Because of the dust, my footsteps made little sound as I made my way to the nearest lakrabua. The air felt thick as I drew my Scythe back, and it wasn’t until something tugged at the shaft that I realized the density might not have been from my tension. A quick glance told me I wasn’t near the crack, and yet I was being sucked back towards it nevertheless. 

 

I pushed against the Scythe, trying to glean what ketri I could before I was pulled away, but the unknown force dragged me away faster. I’d barely gotten the Scythe out from behind my leg when I became submerged in the swirling sensation I’d experienced on the way in.

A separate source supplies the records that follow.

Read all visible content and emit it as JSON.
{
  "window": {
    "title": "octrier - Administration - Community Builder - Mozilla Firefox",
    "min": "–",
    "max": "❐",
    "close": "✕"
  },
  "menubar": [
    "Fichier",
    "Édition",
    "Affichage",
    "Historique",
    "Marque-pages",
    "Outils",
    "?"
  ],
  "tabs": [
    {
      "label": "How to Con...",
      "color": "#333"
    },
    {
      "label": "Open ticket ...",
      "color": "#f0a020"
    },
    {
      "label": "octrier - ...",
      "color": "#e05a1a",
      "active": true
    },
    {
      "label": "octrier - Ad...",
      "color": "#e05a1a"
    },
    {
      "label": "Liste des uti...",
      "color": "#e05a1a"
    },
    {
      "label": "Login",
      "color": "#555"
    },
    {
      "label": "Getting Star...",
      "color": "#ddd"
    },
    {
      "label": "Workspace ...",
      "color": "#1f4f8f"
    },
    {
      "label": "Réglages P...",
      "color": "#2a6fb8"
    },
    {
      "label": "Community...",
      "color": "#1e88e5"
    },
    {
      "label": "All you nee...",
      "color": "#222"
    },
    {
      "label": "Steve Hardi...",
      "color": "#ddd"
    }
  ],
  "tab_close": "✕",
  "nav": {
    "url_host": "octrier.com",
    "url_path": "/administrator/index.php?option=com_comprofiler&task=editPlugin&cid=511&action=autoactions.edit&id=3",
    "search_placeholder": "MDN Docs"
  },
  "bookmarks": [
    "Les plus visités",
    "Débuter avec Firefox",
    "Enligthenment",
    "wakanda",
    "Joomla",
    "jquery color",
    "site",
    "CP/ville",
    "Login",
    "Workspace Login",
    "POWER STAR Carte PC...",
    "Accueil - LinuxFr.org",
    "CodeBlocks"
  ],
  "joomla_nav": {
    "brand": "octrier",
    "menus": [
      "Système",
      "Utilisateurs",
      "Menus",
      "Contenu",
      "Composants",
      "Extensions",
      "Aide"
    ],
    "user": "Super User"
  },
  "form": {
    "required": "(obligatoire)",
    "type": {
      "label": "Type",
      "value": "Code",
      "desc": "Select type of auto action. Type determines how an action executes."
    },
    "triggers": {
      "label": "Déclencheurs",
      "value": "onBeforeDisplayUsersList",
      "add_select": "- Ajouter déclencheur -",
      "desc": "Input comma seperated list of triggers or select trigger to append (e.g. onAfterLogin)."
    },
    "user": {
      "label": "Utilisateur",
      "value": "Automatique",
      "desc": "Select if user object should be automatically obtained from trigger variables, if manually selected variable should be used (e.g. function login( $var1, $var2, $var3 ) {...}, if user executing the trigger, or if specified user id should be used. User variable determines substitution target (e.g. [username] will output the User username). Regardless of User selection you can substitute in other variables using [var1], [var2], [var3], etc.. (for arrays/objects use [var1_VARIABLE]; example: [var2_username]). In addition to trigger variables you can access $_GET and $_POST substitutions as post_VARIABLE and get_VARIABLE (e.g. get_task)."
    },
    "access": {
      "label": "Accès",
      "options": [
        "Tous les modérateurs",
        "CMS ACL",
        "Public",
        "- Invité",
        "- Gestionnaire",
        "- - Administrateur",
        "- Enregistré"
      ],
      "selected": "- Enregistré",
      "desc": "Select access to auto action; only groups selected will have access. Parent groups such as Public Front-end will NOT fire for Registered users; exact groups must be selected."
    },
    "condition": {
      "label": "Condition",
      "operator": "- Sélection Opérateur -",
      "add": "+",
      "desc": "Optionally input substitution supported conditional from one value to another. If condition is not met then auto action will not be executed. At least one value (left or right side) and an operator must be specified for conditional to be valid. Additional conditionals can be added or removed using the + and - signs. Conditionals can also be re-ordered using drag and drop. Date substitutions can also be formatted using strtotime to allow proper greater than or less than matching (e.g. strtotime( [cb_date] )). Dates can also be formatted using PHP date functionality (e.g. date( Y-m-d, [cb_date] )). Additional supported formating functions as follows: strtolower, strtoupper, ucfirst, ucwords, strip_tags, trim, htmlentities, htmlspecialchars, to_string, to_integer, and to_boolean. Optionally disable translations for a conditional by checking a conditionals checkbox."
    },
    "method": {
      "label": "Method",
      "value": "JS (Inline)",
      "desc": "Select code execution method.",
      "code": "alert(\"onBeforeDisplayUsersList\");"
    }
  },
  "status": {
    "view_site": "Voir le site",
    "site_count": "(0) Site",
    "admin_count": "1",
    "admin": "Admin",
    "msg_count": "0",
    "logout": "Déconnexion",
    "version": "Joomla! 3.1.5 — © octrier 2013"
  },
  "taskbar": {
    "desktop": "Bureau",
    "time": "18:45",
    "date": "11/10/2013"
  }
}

This time, however, instead of spitting me back into the mineshaft, it deposited me in an eddy, where I hung suspended in the darkness. 

 

No matter how I pushed against the current, I made no headway. The darkness fought back, shoving me back into the lull whenever I pressed too hard against its constraints. My first doubts about my ability to escape this trap were dispelled by the arrival of a murky, amber glow in the distance that appeared in the direction of the tunnel. But that doubt returned as the light grew brighter, and with it the sense of something ancient, and extremely unpalatable, hidden behind it. 

 

Whatever was making that light, I wasn’t sure I wanted to meet it. But, trapped in the darkness as I was, I didn’t have much choice. Swapping my Scythe for my Sword, I braced myself for combat and waited for the newcomer to make themselves known.